One RIP to Rule Them All?
Wide-format printing is not just about hardware. It’s also about software. “Right after they visit the equipment manufacturers, they come over to see us,” says Kevin Murphy, President of Onyx Graphics. A growing trend, which several “RIP” vendors pointed out, is foe the software component to be seen as “more than just a RIP,” or a simple device or application to make dots. Indeed, I get the general sense that the term “RIP” should in fact “rest in peace.” Today, “RIP” software is about managing the entire workflow, controlling not just the output device, but all aspects of production from input to output. “Automating and simplifying,” says Murphy. Part of this evolution of the RIP itself is the evolution of the software company. Onyx, for example, built itself over the decades as a predominantly color profiling and management company, but their new Thrive workflow software offers a scalable print production system, whose hallmark is that it’s based 100% on Adobe technologies. It enables a soup-to-nuts PDF-based workflow that starts at digital file submission, proceeds through color management and printing, and finishes with finishing. Onyx is also introducing individual plug-in modules customized for specific applications, such as vehicle wraps or signs and banners.
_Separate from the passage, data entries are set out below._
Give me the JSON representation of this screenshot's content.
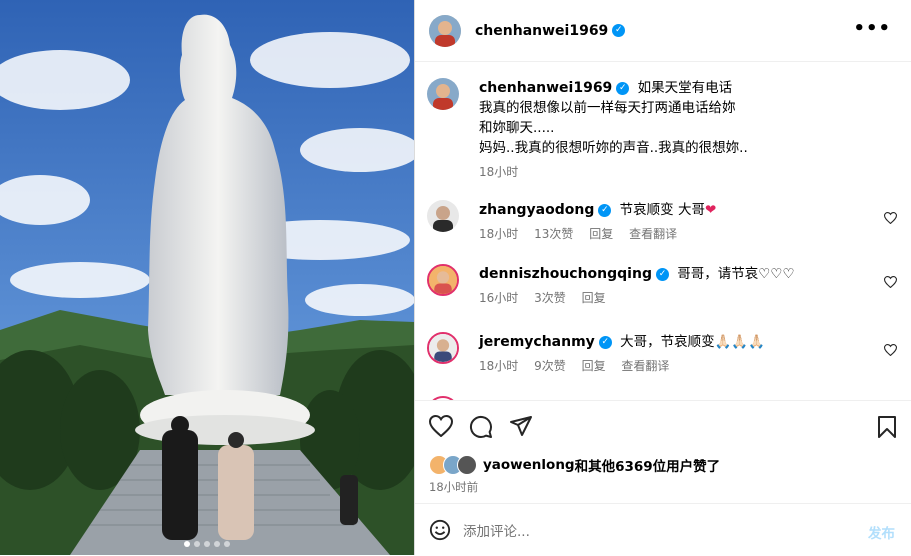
{
  "post": {
    "author": "chenhanwei1969",
    "caption_lines": [
      "如果天堂有电话",
      "我真的很想像以前一样每天打两通电话给妳",
      "和妳聊天.....",
      "妈妈..我真的很想听妳的声音..我真的很想妳.."
    ],
    "caption_time": "18小时"
  },
  "header": {
    "username": "chenhanwei1969",
    "more_icon": "more-horizontal-icon"
  },
  "comments": [
    {
      "user": "zhangyaodong",
      "text": "节哀顺变 大哥",
      "emoji": "❤",
      "time": "18小时",
      "likes": "13次赞",
      "reply": "回复",
      "translate": "查看翻译"
    },
    {
      "user": "denniszhouchongqing",
      "text": "哥哥，请节哀♡♡♡",
      "time": "16小时",
      "likes": "3次赞",
      "reply": "回复"
    },
    {
      "user": "jeremychanmy",
      "text": "大哥，节哀顺变🙏🏻🙏🏻🙏🏻",
      "time": "18小时",
      "likes": "9次赞",
      "reply": "回复",
      "translate": "查看翻译"
    }
  ],
  "liked_by": {
    "user": "yaowenlong",
    "rest": "和其他6369位用户赞了"
  },
  "post_time": "18小时前",
  "add_comment": {
    "placeholder": "添加评论...",
    "post_label": "发布"
  },
  "carousel": {
    "total": 5,
    "active": 0
  },
  "colors": {
    "verified": "#0095f6",
    "heart_red": "#ed4956",
    "muted": "#737373"
  }
}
France-based Caldera is also striving to cast itself as more than just a RIP company, to be seen as “the new Caldera,” says Joseph Mergui, President and CEO. Caldera is also taking software beyond the RIP and into workflow automation, MIS, Web-to-print, and controlling finishing operations. Mergui also anticipates being able to use software to aid in integrating both the print and electronic elements of dynamic signage. Amongst their wide range of product offerings are PrintBoard and Variable Display, the latter a combination of hardware and software that drives a video display or LED billboard, and can be integrated with printed output—such as, say, a printed window graphic that has blank spaces through which a video display presents the electronic component. Other Caldera products include CostView which not only calculates the costs associated with printing, but also the carbon cost of a given job; Cut Solution modules that can control cutting process at the RIP level; Flow+ for business management; Webshop for Web-to-print; GrandTex and VisualTex for textile printing; and many more. Many of these integrate with Caldera V.9.20, the company’s flagship workflow production software.
Laying the Future Bare?
One of the highlights of the show for some—and which garnered not a few complaints, curiously, almost entirely from men—was the conspicuous presence of a female “booth babe” wearing nothing more than body paint and a loincloth. My immediate question was, what device was used to print on her? And this got me thinking about a whole new potential product area: direct digital body imaging, to perhaps take advantage of the increasing tattooing trend. So my question: how to adapt a flatbed printer to print on human flesh?